How I started and stopped the digital durry

6 minute read


Without addressing the cause and not enforcing restrictions to access, the uptake and demand for vapes will continue to grow.


In the summer before I started university, I worked at a pub where I saw young adults vaping on the regular.

I remember thinking “that’s stupid and disgusting”. Well, someone needed to get me off my high horse because not two days after my family had made the drive back up to Sydney, I had joined the masses.

Vaping was one of those things that my 18-year-old self saw as part of the university experience. I’d never had a detention or stayed out past curfew, and vaping was something I could cross off my list and tell my friends back home (while they looked mildly disgusted).

The first time I vaped was at a party, with one of my friend’s vapes. He had to show me how to do it because I didn’t do it right the first time; I remember him telling me “you need to swallow once you’ve inhaled it, so that it gets in your lungs”.

The idea of chemicals circling around my lungs and being told to use it in a way so that my lungs could fully bear the brunt of my questionable decisions was somehow not a concern to me. I remember the overpowering blueberry flavour, and my throat feeling a little rough, like the way you feel after swallowing when you’ve got a bad cough.

It also wasn’t a decision I weighed up the risks and benefits of – maybe because I already knew I was going to do it, maybe because I was drunk, or maybe because I was with a new group of friends.

Unfortunately (and predictably), it didn’t stop in my first week in Canberra. But for the first few weeks, I wouldn’t say it was a problem – I only vaped in social settings and it honestly wasn’t something I really thought about.

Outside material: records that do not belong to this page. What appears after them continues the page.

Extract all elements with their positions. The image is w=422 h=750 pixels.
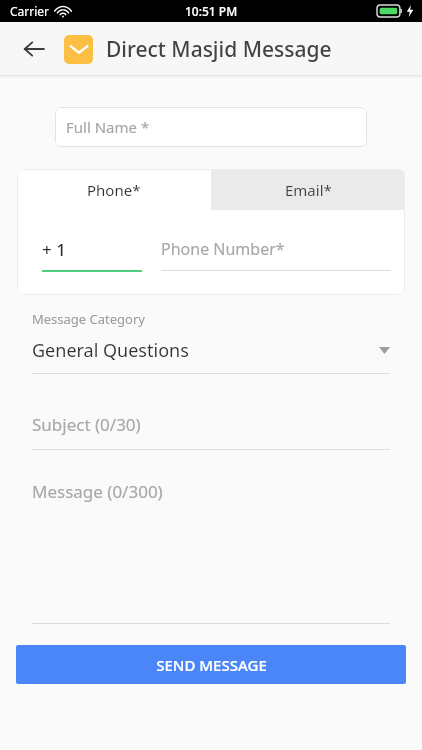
button[interactable]: Phone* <box>17 169 211 210</box>
staticText: + 1 <box>42 238 66 261</box>
button[interactable]: Phone Number* <box>161 238 391 271</box>
staticText: SEND MESSAGE <box>156 655 267 675</box>
button[interactable]: Subject (0/30) <box>32 413 390 450</box>
staticText: Phone Number* <box>161 238 285 260</box>
button[interactable]: Message Category <box>32 310 390 374</box>
button[interactable]: SEND MESSAGE <box>16 645 406 684</box>
staticText: General Questions <box>32 338 379 363</box>
staticText: Carrier <box>10 3 50 19</box>
staticText: Subject (0/30) <box>32 413 141 436</box>
staticText: Message (0/300) <box>32 480 163 503</box>
staticText: Full Name * <box>66 117 150 137</box>
button[interactable]: Message (0/300) <box>32 480 390 624</box>
button[interactable]: + 1 <box>42 238 142 272</box>
button[interactable]: Full Name * <box>55 107 367 147</box>
staticText: Message Category <box>32 310 145 328</box>
staticText: Email* <box>285 180 332 200</box>
button[interactable]: Email* <box>211 169 405 210</box>
staticText: Phone* <box>87 180 141 200</box>
staticText: Direct Masjid Message <box>106 35 332 64</box>
button[interactable]: Back <box>14 29 54 69</box>
staticText: 10:51 PM <box>185 3 238 19</box>
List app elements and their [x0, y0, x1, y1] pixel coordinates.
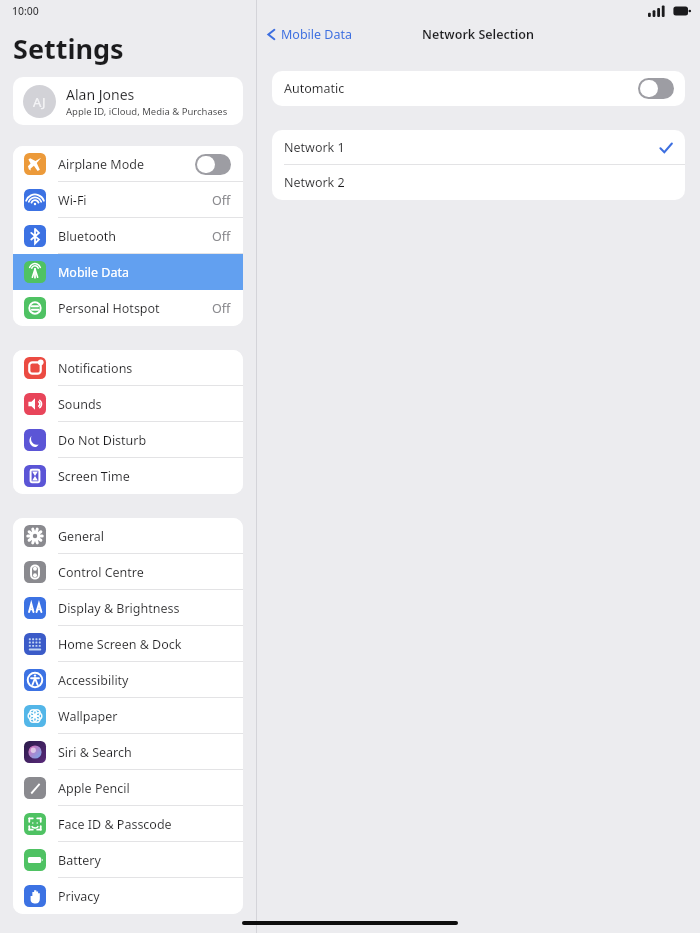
button[interactable]: General — [13, 518, 243, 554]
staticText: Settings — [13, 30, 124, 67]
staticText: Notifications — [58, 360, 231, 377]
staticText: Network 1 — [284, 139, 345, 156]
staticText: Alan Jones — [66, 85, 135, 104]
staticText: Home Screen & Dock — [58, 636, 231, 653]
button[interactable]: Face ID & Passcode — [13, 806, 243, 842]
button[interactable]: Home Screen & Dock — [13, 626, 243, 662]
button[interactable]: Privacy — [13, 878, 243, 914]
staticText: Screen Time — [58, 468, 231, 485]
staticText: Face ID & Passcode — [58, 816, 231, 833]
button[interactable]: Display & Brightness — [13, 590, 243, 626]
staticText: Network Selection — [422, 26, 535, 43]
staticText: Accessibility — [58, 672, 231, 689]
staticText: AJ — [33, 93, 46, 111]
staticText: Display & Brightness — [58, 600, 231, 617]
button[interactable]: Do Not Disturb — [13, 422, 243, 458]
button[interactable]: Toggle — [638, 78, 674, 99]
button[interactable]: Toggle — [195, 154, 231, 175]
staticText: Mobile Data — [58, 264, 231, 281]
staticText: Automatic — [284, 80, 345, 97]
staticText: Personal Hotspot — [58, 300, 212, 317]
staticText: Apple ID, iCloud, Media & Purchases — [66, 105, 228, 118]
button[interactable]: Accessibility — [13, 662, 243, 698]
staticText: Wallpaper — [58, 708, 231, 725]
button[interactable]: Automatic — [272, 71, 685, 106]
staticText: Off — [212, 300, 231, 317]
staticText: Battery — [58, 852, 231, 869]
staticText: Siri & Search — [58, 744, 231, 761]
button[interactable]: Bluetooth — [13, 218, 243, 254]
button[interactable]: Airplane Mode — [13, 146, 243, 182]
button[interactable]: Sounds — [13, 386, 243, 422]
button[interactable]: Wi-Fi — [13, 182, 243, 218]
button[interactable]: Mobile Data — [13, 254, 243, 290]
button[interactable]: Personal Hotspot — [13, 290, 243, 326]
button[interactable]: Battery — [13, 842, 243, 878]
staticText: General — [58, 528, 231, 545]
staticText: Mobile Data — [281, 26, 353, 43]
button[interactable]: Screen Time — [13, 458, 243, 494]
staticText: Apple Pencil — [58, 780, 231, 797]
button[interactable]: Network 2 — [272, 165, 685, 200]
staticText: 10:00 — [12, 4, 39, 18]
staticText: Do Not Disturb — [58, 432, 231, 449]
staticText: Off — [212, 192, 231, 209]
button[interactable]: Wallpaper — [13, 698, 243, 734]
button[interactable]: Mobile Data — [265, 26, 353, 43]
button[interactable]: Apple Pencil — [13, 770, 243, 806]
staticText: Sounds — [58, 396, 231, 413]
staticText: Privacy — [58, 888, 231, 905]
staticText: Control Centre — [58, 564, 231, 581]
staticText: Airplane Mode — [58, 156, 195, 173]
button[interactable]: AJ — [13, 77, 243, 125]
staticText: Wi-Fi — [58, 192, 212, 209]
staticText: Network 2 — [284, 174, 345, 191]
staticText: Bluetooth — [58, 228, 212, 245]
staticText: Off — [212, 228, 231, 245]
button[interactable]: Control Centre — [13, 554, 243, 590]
button[interactable]: Siri & Search — [13, 734, 243, 770]
button[interactable]: Notifications — [13, 350, 243, 386]
button[interactable]: Network 1 — [272, 130, 685, 165]
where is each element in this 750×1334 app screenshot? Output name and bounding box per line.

It wasn’t until I bought my own $50 vape, at 2am on a freezing Canberra morning, that it went downhill. I found myself reaching for the pen without consciously thinking about it.

At its worst, I was going through two vapes a week. It was expensive and unhealthy, but I told myself it was nothing compared to other people I knew, and I had only been vaping for two months, so how bad could it be, really?

I was fully aware of the health risks but was insistent that I could stop when I wanted to. As dangerous as it was, I believed that as a young, relatively fit person with no known underlying health issues I wouldn’t experience any side effects.

My uncle’s mother had recently died of lung cancer, and as a Chinese-Australian, I am at a higher risk of contracting the disease, even as a non-smoker.

But it wasn’t a desire to improve my health that made me put the (plastic) pen down.

In June that year, Australia entered a three-month covid-led lockdown. Borders were shut and I spent the second half of the year studying legal ethics and psychology from my childhood bedroom.

Under my mother’s watchful eye in our tiny inner-city terrace, and virtually no way of buying or smoking a vape without her knowing – I quit.

When I asked my mum what she thought of me vaping, she said she was “slightly shocked…despite Healthy Harold’s best efforts, and [because I] grew up not being exposed to vapers or smokers”.

She also added that she was “contented to know that [I am] an adult with full mental capacity and liberties to do what [I] want to do with [my] life”.

And when February rolled around and I was back in Canberra, I had no desire to start again, knowing how easy it was to get sucked into a hole.

It’s well known how normalised vaping and other drug use is on campus. My friends and I would vape on the way to class, at the university pub, and no one would raise an eyebrow.

I remember chatting at a party with a guy who was rolling cannabis joints like he was shuffling cards, or seeing people snort cocaine in the hallways on my way to the communal bathroom.

A lot of people assume that I was peer pressured into vaping – and maybe on a subconscious level I was, but I think that if I had said no that first week of university, no one would have batted an eye.

I also think younger people are generally outwardly non-judgemental and refrain from commenting on other people’s decisions. One of my best friends is a self-proclaimed addict, and if I wanted to, I could be constantly telling her the ins and outs of all the health risks if she doesn’t stop, or at least cut back.

But I won’t, and maybe that is a shortcoming on my part. Perhaps it’s cruel to be kind and the right thing to do as a good friend is to scare her into quitting. But I don’t think it’s something I see changing anytime soon.

And it’s for these reasons that I don’t think the new laws making it illegal to purchase a vape pen without a prescription will be effective.

Where there is a will, people will find a way. There is still a thriving vape culture at my university, and restricting the means of access (albeit poorly, vapes are still readily available) seems to give the appearance that something is being done without addressing the cause.

From my experience, students at universities aren’t telling their friends to stop vaping, meaning that all motivation to stop is intrinsic (coming from the individual themselves), and this is something that the government and news aren’t addressing.

Without addressing the cause and not enforcing restrictions to access, the uptake and demand for vapes will continue to grow. If we had harsher laws and penalties, maybe. But for now, you can still buy a vape at the same convenience store in Canberra Civic where I bought my first.